R. Andrew Odum, Toledo Zoo herpetology curator, says the zoo will expand its efforts toward amphibian rescue in an attempt to address the threatened worldwide disappearance of frogs and salamanders when it completes construction of four biosecure amphibian enclosures in the zoo's museum building in the spring.
"The more we know, the more dismal some of the information is," Mr. Odum said.
"We're seeing that salamanders are now being impacted to some degree.
"Researchers are going back to areas [that had] enormous numbers of salamanders," places where salamanders, by their sheer numbers, outweighed every other animal in the ecosystem, "and they're gone completely," he said.
While there have been reports of disappearing salamander populations in Mexico and Central America for a few years, it had been uncertain if the salamander decline was associated with the chytrid fungus that's killing frogs.
As part of that effort to thwart global extinction of frogs and salamanders, the Toledo Zoo hosts the Association of Zoos and Aquariums' amphib-ian workshop this week, which draws zookeepers from throughout the United States, and often from Central and South America.
The workshop, which began yesterday, helps keepers prepare to house animals rescued from the wild. This is the third time the Toledo Zoo has played host to the workshop, which ends Friday.
Toledo has considerable experience with amphibian rescue, Mr.

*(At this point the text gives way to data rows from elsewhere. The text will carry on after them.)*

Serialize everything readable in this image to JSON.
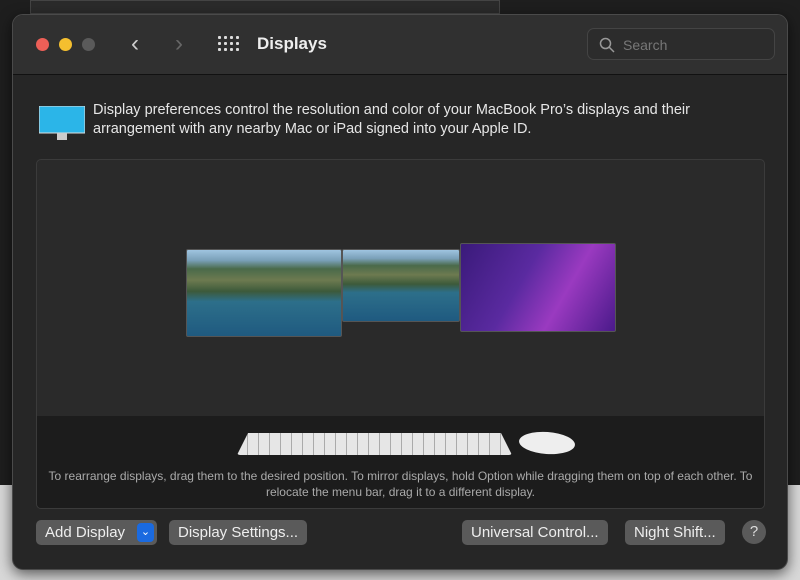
{
  "window": {
    "title": "Displays",
    "search_placeholder": "Search"
  },
  "icons": [
    "close",
    "minimize",
    "zoom",
    "chevron-left",
    "chevron-right",
    "grid",
    "search",
    "display",
    "keyboard",
    "mouse",
    "help"
  ],
  "info_text": "Display preferences control the resolution and color of your MacBook Pro’s displays and their arrangement with any nearby Mac or iPad signed into your Apple ID.",
  "arrangement_hint": "To rearrange displays, drag them to the desired position. To mirror displays, hold Option while dragging them on top of each other. To relocate the menu bar, drag it to a different display.",
  "buttons": {
    "add_display": "Add Display",
    "display_settings": "Display Settings...",
    "universal_control": "Universal Control...",
    "night_shift": "Night Shift...",
    "help": "?"
  },
  "colors": {
    "close": "#ec5f57",
    "minimize": "#f4bf2f",
    "accent": "#1a6ae0"
  }
}
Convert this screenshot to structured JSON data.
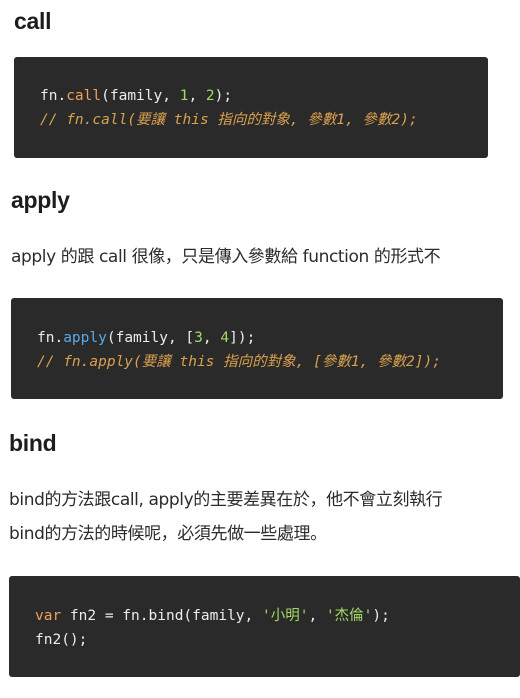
{
  "sections": {
    "call": {
      "heading": "call"
    },
    "apply": {
      "heading": "apply",
      "description": "apply 的跟 call 很像，只是傳入參數給 function 的形式不"
    },
    "bind": {
      "heading": "bind",
      "description_line1": "bind的方法跟call, apply的主要差異在於，他不會立刻執行",
      "description_line2": "bind的方法的時候呢，必須先做一些處理。"
    }
  },
  "code": {
    "call": {
      "l1_obj": "fn",
      "l1_dot": ".",
      "l1_method": "call",
      "l1_open": "(family, ",
      "l1_a": "1",
      "l1_sep": ", ",
      "l1_b": "2",
      "l1_close": ");",
      "l2_comment": "// fn.call(要讓 this 指向的對象, 參數1, 參數2);"
    },
    "apply": {
      "l1_obj": "fn",
      "l1_dot": ".",
      "l1_method": "apply",
      "l1_open": "(family, [",
      "l1_a": "3",
      "l1_sep": ", ",
      "l1_b": "4",
      "l1_close": "]);",
      "l2_comment": "// fn.apply(要讓 this 指向的對象, [參數1, 參數2]);"
    },
    "bind": {
      "l1_kw": "var",
      "l1_rest": " fn2 = fn.bind(family, ",
      "l1_s1": "'小明'",
      "l1_sep": ", ",
      "l1_s2": "'杰倫'",
      "l1_close": ");",
      "l2": "fn2();"
    }
  }
}
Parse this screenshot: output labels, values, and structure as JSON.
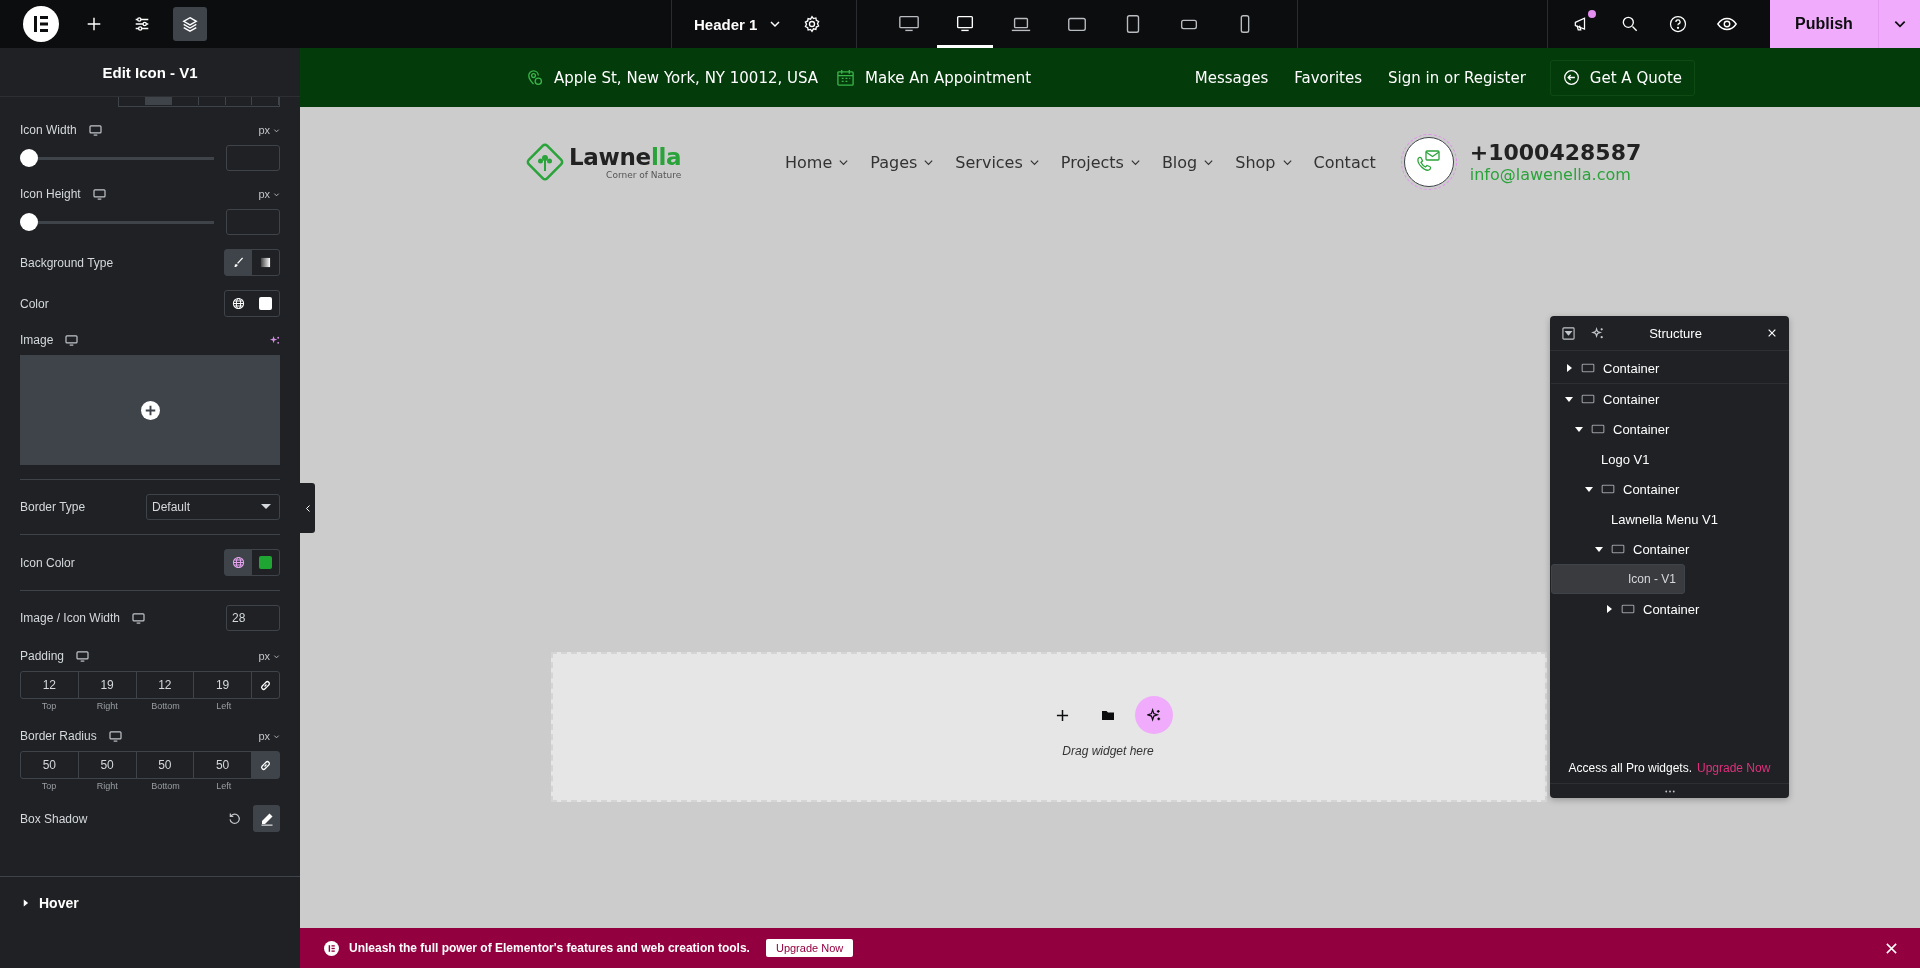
{
  "topbar": {
    "tools": [
      {
        "kind": "add",
        "selected": false
      },
      {
        "kind": "settings",
        "selected": false
      },
      {
        "kind": "layers",
        "selected": true
      }
    ],
    "document": {
      "title": "Header 1"
    },
    "devices": [
      {
        "kind": "desktop",
        "selected": false
      },
      {
        "kind": "monitor",
        "selected": true
      },
      {
        "kind": "laptop",
        "selected": false
      },
      {
        "kind": "tablet-landscape",
        "selected": false
      },
      {
        "kind": "tablet",
        "selected": false
      },
      {
        "kind": "phone-landscape",
        "selected": false
      },
      {
        "kind": "phone",
        "selected": false
      }
    ],
    "notifications": true,
    "publish": {
      "label": "Publish"
    }
  },
  "panel": {
    "title": "Edit Icon - V1",
    "segments": [
      {
        "selected": false
      },
      {
        "selected": true
      },
      {
        "selected": false
      },
      {
        "selected": false
      },
      {
        "selected": false
      },
      {
        "selected": false
      }
    ],
    "controls": [
      {
        "kind": "slider",
        "label": "Icon Width",
        "responsive": true,
        "unit": "px",
        "level": 0,
        "divider_before": false
      },
      {
        "kind": "slider",
        "label": "Icon Height",
        "responsive": true,
        "unit": "px",
        "level": 0,
        "divider_before": false
      },
      {
        "kind": "choices",
        "label": "Background Type",
        "responsive": false,
        "divider_before": false,
        "options": [
          {
            "kind": "brush",
            "selected": true
          },
          {
            "kind": "gradient",
            "selected": false
          }
        ]
      },
      {
        "kind": "color",
        "label": "Color",
        "responsive": false,
        "divider_before": false,
        "global_active": false,
        "color": "#ffffff"
      },
      {
        "kind": "media",
        "label": "Image",
        "responsive": true,
        "divider_before": false
      },
      {
        "kind": "select",
        "label": "Border Type",
        "responsive": false,
        "divider_before": true,
        "value": "Default"
      },
      {
        "kind": "color",
        "label": "Icon Color",
        "responsive": false,
        "divider_before": true,
        "global_active": true,
        "color": "#1fa532"
      },
      {
        "kind": "number",
        "label": "Image / Icon Width",
        "responsive": true,
        "divider_before": true,
        "value": "28"
      },
      {
        "kind": "dimensions",
        "label": "Padding",
        "responsive": true,
        "divider_before": false,
        "unit": "px",
        "linked": false,
        "fields": [
          {
            "value": "12",
            "label": "Top"
          },
          {
            "value": "19",
            "label": "Right"
          },
          {
            "value": "12",
            "label": "Bottom"
          },
          {
            "value": "19",
            "label": "Left"
          }
        ]
      },
      {
        "kind": "dimensions",
        "label": "Border Radius",
        "responsive": true,
        "divider_before": false,
        "unit": "px",
        "linked": true,
        "fields": [
          {
            "value": "50",
            "label": "Top"
          },
          {
            "value": "50",
            "label": "Right"
          },
          {
            "value": "50",
            "label": "Bottom"
          },
          {
            "value": "50",
            "label": "Left"
          }
        ]
      },
      {
        "kind": "popover",
        "label": "Box Shadow",
        "responsive": false,
        "divider_before": false,
        "active": true
      }
    ],
    "sections": [
      {
        "title": "Hover",
        "expanded": false
      }
    ]
  },
  "site": {
    "topbar": {
      "info": [
        {
          "kind": "location",
          "text": "Apple St, New York, NY 10012, USA"
        },
        {
          "kind": "calendar",
          "text": "Make An Appointment"
        }
      ],
      "links": [
        "Messages",
        "Favorites",
        "Sign in or Register"
      ],
      "button": "Get A Quote"
    },
    "logo": {
      "name_start": "Lawne",
      "name_accent": "lla",
      "tagline": "Corner of Nature"
    },
    "nav": [
      {
        "label": "Home",
        "dropdown": true
      },
      {
        "label": "Pages",
        "dropdown": true
      },
      {
        "label": "Services",
        "dropdown": true
      },
      {
        "label": "Projects",
        "dropdown": true
      },
      {
        "label": "Blog",
        "dropdown": true
      },
      {
        "label": "Shop",
        "dropdown": true
      },
      {
        "label": "Contact",
        "dropdown": false
      }
    ],
    "contact": {
      "selected": true,
      "phone": "+1000428587",
      "email": "info@lawenella.com"
    },
    "dropzone": {
      "hint": "Drag widget here"
    }
  },
  "structure": {
    "title": "Structure",
    "tree": [
      {
        "kind": "container",
        "label": "Container",
        "expanded": false,
        "selected": false
      },
      {
        "kind": "container",
        "label": "Container",
        "expanded": true,
        "selected": false,
        "children": [
          {
            "kind": "container",
            "label": "Container",
            "expanded": true,
            "selected": false,
            "children": [
              {
                "kind": "widget",
                "label": "Logo V1",
                "selected": false
              },
              {
                "kind": "container",
                "label": "Container",
                "expanded": true,
                "selected": false,
                "children": [
                  {
                    "kind": "widget",
                    "label": "Lawnella Menu V1",
                    "selected": false
                  },
                  {
                    "kind": "container",
                    "label": "Container",
                    "expanded": true,
                    "selected": false,
                    "children": [
                      {
                        "kind": "widget",
                        "label": "Icon - V1",
                        "selected": true
                      },
                      {
                        "kind": "container",
                        "label": "Container",
                        "expanded": false,
                        "selected": false
                      }
                    ]
                  }
                ]
              }
            ]
          }
        ]
      }
    ],
    "promo": "Access all Pro widgets.",
    "promo_link": "Upgrade Now"
  },
  "banner": {
    "text": "Unleash the full power of Elementor's features and web creation tools.",
    "button": "Upgrade Now"
  }
}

Odum said.
Toledo plays a pivotal role in maintaining populations of the Kihansi spray toad, an animal discovered in Tanzania just before its habitat was destroyed by the construction of a dam.
A World Bank project planned to restore the habitat will use Toledo-born spray toads to re-establish wild populations.
Representatives of Tanzania planned to attend the amphibian conference, but were unable to attain travel visas in time.
They probably will attend a spring amphibian workshop in Toledo, which has a waiting list, Mr. Odum said.
The spray toads will be among the species to occupy the biosecure areas under construction.
Wyoming toads and salamanders also will occupy the new enclosures.